Владимир Ильич поворачивает к ней голову в нахлобученной кепке. Ведь о Польше он на минувшем вечере ни словечком не обмолвился. И кивает.
— Угу…
9
На следующий день выдалась теплынь. Перевалив, как говорится, за обед, пригревало апрельское солнце.
Алексей Платонович, войдя в Александровский сад, пролегший у одной из стен Кремля, сверился с карманными часами. Стрелки показывали чуть больше половины третьего. Что же, придется, значит, около получаса подождать.
По склонности южанина, он облюбовал скамью на солнцепеке, сел, распахнул шинель, освободил от фуражки светлые волосы, вытянул ноги, сегодня немало походившие. Уличная пыль сделала матовыми, припудрила головки высоких сапог, что утром он по привычке наваксил, начистил.
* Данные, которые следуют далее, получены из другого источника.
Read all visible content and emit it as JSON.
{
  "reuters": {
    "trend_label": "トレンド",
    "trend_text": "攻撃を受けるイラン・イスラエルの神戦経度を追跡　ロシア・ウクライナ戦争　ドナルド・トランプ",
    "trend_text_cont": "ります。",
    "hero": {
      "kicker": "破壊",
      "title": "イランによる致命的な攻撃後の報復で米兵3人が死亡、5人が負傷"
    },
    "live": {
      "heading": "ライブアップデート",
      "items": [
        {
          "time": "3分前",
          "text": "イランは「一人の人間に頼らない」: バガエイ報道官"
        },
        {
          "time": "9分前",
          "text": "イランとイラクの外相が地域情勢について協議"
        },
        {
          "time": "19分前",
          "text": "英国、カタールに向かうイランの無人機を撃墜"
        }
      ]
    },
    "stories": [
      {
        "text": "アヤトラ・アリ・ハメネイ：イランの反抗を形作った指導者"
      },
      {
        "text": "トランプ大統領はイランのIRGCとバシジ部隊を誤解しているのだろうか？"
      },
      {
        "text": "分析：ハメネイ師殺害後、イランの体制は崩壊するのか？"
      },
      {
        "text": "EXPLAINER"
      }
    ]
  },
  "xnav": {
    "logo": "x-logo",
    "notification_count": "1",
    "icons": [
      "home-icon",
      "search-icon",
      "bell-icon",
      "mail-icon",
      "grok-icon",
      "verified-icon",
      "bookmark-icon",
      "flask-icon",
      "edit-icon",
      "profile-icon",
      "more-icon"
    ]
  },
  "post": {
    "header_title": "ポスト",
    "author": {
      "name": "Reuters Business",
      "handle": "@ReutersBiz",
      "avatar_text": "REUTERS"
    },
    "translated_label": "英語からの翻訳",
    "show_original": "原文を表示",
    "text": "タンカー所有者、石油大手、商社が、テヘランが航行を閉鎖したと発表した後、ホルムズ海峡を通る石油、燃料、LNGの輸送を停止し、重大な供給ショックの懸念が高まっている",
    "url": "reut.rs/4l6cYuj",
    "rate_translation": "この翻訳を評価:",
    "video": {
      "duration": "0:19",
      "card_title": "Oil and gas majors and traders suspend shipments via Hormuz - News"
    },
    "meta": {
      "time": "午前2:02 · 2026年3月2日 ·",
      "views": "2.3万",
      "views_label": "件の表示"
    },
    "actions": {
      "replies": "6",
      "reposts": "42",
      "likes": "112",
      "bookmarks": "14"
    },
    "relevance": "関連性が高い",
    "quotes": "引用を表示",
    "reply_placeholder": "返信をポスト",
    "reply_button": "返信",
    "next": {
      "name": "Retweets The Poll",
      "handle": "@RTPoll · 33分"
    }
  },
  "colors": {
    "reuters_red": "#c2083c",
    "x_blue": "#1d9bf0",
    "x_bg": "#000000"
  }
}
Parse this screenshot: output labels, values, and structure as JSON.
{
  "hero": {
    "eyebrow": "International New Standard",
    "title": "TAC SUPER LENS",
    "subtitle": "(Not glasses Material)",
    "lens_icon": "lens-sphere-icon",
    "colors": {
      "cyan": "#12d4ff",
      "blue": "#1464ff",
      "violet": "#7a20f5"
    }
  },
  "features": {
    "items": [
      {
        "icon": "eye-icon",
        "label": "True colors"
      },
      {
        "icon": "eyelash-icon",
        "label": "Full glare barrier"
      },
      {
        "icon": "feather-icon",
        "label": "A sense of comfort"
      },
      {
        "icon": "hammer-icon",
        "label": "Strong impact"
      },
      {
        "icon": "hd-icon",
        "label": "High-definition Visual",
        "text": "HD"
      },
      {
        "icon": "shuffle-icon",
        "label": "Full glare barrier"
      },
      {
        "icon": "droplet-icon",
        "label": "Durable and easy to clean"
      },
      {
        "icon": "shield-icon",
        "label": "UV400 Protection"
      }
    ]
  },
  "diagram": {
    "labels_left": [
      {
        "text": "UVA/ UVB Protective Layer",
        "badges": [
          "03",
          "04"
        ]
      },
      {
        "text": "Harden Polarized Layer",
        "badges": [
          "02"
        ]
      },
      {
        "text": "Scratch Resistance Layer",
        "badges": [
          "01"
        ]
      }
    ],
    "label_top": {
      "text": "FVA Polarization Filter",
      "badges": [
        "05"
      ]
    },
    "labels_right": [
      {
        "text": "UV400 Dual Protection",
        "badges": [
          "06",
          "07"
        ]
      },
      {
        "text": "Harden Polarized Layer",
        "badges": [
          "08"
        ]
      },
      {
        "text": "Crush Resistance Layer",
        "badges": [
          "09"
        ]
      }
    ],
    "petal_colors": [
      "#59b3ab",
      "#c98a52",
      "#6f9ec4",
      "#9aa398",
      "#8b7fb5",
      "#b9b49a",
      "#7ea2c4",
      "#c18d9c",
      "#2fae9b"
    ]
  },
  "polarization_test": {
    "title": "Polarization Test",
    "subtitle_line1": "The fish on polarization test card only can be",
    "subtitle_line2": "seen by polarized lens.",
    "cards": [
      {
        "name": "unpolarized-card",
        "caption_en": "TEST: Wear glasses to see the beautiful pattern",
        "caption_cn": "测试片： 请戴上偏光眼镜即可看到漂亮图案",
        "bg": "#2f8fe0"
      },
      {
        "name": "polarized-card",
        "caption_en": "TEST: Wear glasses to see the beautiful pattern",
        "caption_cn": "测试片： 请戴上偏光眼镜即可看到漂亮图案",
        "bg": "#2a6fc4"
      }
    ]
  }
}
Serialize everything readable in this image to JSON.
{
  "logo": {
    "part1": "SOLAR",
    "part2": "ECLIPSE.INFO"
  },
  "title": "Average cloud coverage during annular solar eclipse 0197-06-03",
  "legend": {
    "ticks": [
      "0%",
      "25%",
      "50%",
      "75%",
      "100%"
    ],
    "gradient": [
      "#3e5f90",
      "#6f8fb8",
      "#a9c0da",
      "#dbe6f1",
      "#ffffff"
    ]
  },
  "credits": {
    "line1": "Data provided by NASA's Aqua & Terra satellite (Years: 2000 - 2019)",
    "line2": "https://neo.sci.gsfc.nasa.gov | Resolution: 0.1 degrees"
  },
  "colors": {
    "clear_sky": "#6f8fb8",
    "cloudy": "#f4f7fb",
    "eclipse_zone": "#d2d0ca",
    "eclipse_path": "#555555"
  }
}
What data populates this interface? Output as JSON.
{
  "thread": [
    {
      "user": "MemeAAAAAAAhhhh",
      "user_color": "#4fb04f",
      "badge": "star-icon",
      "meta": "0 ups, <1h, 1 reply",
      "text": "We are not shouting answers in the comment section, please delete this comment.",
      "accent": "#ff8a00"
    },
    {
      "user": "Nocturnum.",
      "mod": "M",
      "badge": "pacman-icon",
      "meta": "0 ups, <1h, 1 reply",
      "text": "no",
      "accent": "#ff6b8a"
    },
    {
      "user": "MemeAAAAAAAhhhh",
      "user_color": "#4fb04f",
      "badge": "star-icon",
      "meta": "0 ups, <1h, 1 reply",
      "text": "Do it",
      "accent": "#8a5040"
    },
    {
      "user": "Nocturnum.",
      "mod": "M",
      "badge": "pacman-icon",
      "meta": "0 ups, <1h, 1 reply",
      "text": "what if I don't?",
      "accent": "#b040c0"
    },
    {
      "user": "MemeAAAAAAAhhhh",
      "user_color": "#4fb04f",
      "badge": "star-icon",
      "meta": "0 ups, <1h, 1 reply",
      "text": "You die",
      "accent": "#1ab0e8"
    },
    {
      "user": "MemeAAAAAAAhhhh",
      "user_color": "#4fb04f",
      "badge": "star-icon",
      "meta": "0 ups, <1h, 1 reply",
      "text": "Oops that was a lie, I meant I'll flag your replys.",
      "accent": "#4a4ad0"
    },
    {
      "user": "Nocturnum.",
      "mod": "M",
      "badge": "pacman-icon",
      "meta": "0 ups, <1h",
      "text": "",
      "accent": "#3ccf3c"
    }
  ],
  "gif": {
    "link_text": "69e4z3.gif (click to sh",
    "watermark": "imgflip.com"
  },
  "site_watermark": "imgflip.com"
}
Здесь, под Кремлевской стеной, было по-апрельски сыро. Бежал весенний ручеек. Редкие трамваи с железным скрежетом поворачивали на закруглении, ведущем к Красной площади. Сад еще не зазеленел. Палая прелая листва прошлых годов, которую тут не трогали тогда ни грабли, ни метла, лишь кое-где пробита острыми стебельками молодой травы. Высились голые, с набухшими почками вековые липы — и врассыпную, и вдоль главной аллеи. Странная расцветка — малиновая, фиолетовая, пунцовая — еще пятнала, хотя и поблекнув, могучие стволы. Их раскрасили — Каурову довелось про это слышать — левые художники почти два года назад. Было известно, что Владимир Ильич вознегодовал, увидев размалеванные липы. Однако краску отмыть, стереть не удалось. Лишь постепенно это делали дожди да колючий снег поземки.